Currently, the policy is ran on a shift system known as ‘double-track’ school calendar system. The new programme creates a calendar of two semesters in a year for the SHS 1 class containing 81 days per each semester and 41 days of vacation for a sandwich class.

Government has said the double track is to absorb more students who hitherto would not have had access to senior high school education for lack of adequate logistics.

However, Professor Opoku Agyemang believes the Free SHS policy is not at its best hence “creating panic” among parents, guardians and the students due to the lack of infrastructure and other logistics.

“Last year, nobody envisaged these [challenges],” she said as she pointed to the challenges associated with the double track system.

“What is education?…The students shouldn’t be frightened, their parents should not be worried, teachers should not come out to say ‘we don’t understand the policy’ and fear for their positions after talking about the challenges,” she said.

When told many Ghanaians were happy with the fact that their wards were enrolled without paying fees, the former vice chancellor of the University of Cape Coast (UCC) said the condition of the students enrolled on the double track system was terrible, adding that the quality of education in such schools risk being compromised, a total deviation from what education stands for.

“If it is the best, why are private schools advertising that they are not doing it [double track] in their schools?,” Prof. Opoku Agyemang quizzed.

To her, it was for the impending challenges that the erstwhile John Mahama administration rather started the “progressively free education” which, she said, took care of the major fees parents were billed with.

Touching on infrastructure, she said the previous NDC government did not want to compromise on the quality of education, the reason government started putting up community day schools which were intended to reduce congestion and improve on the quality of education in the country.
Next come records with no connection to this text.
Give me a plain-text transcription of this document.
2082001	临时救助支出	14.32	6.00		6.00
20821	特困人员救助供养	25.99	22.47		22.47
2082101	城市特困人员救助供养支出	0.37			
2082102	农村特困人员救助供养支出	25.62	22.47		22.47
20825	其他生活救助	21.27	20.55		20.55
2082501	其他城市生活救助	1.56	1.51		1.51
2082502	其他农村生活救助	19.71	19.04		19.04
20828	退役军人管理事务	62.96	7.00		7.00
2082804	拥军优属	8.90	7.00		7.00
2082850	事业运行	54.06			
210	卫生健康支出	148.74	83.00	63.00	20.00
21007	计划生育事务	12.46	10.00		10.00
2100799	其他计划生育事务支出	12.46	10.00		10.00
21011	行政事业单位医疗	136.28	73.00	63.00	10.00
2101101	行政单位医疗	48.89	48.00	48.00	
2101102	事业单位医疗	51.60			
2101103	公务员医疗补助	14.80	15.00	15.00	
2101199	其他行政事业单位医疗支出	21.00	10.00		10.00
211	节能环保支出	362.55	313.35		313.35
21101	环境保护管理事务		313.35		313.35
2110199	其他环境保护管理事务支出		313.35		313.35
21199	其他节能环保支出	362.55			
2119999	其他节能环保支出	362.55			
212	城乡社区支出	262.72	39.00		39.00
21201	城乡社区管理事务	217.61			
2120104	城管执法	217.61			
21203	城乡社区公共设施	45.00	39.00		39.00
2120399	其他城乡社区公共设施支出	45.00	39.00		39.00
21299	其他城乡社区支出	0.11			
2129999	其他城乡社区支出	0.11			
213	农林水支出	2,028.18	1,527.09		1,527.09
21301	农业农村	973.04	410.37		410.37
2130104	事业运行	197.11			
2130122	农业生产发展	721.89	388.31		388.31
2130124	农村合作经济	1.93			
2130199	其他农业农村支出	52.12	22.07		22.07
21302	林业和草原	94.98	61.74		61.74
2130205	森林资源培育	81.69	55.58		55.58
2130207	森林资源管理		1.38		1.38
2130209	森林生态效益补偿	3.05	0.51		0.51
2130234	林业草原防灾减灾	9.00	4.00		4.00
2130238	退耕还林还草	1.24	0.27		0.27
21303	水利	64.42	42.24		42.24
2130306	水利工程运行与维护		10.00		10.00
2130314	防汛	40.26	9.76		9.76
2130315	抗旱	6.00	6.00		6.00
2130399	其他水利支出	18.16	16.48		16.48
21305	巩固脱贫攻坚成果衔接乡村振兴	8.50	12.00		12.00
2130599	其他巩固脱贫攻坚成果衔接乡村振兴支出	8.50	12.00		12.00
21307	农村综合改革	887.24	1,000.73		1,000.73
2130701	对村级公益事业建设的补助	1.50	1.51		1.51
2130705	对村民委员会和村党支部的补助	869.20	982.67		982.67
She said before government commenced the progressively free education, it had already conducted a research into the needs of the various schools and the students who needed government support unlike rolling students en mass onto the programme.

The former minister is not the first to point out to the government that all is not well with the Free SHS policy.

In July this year, the Upper Presbytery of the Presbyterian Church of Ghana called on government to consider an evaluation of the Free Senior High School (SHS) programme to address its challenges.

As a partner in development, the church, in a communique, added that accommodation, furniture, inadequate classrooms and delay in the release of funds for feeding had to be fixed.

The communique which was read at a news conference by Reverend Emmanuel Atami, Chairman of the Upper Presbytery at the end of its eighth Presbytery Session held in Garu, in the Garu District of the Upper East Region, commended the government for the pro-poor policy, but hastened that its numerous challenges needed to be attended to.

Managing News Editor of the New Crusading Guide, Abdul-Malik Kwaku Baako, is one of the journalists who have pointed out to the government that there are serious challenges confronting the Free SHS policy.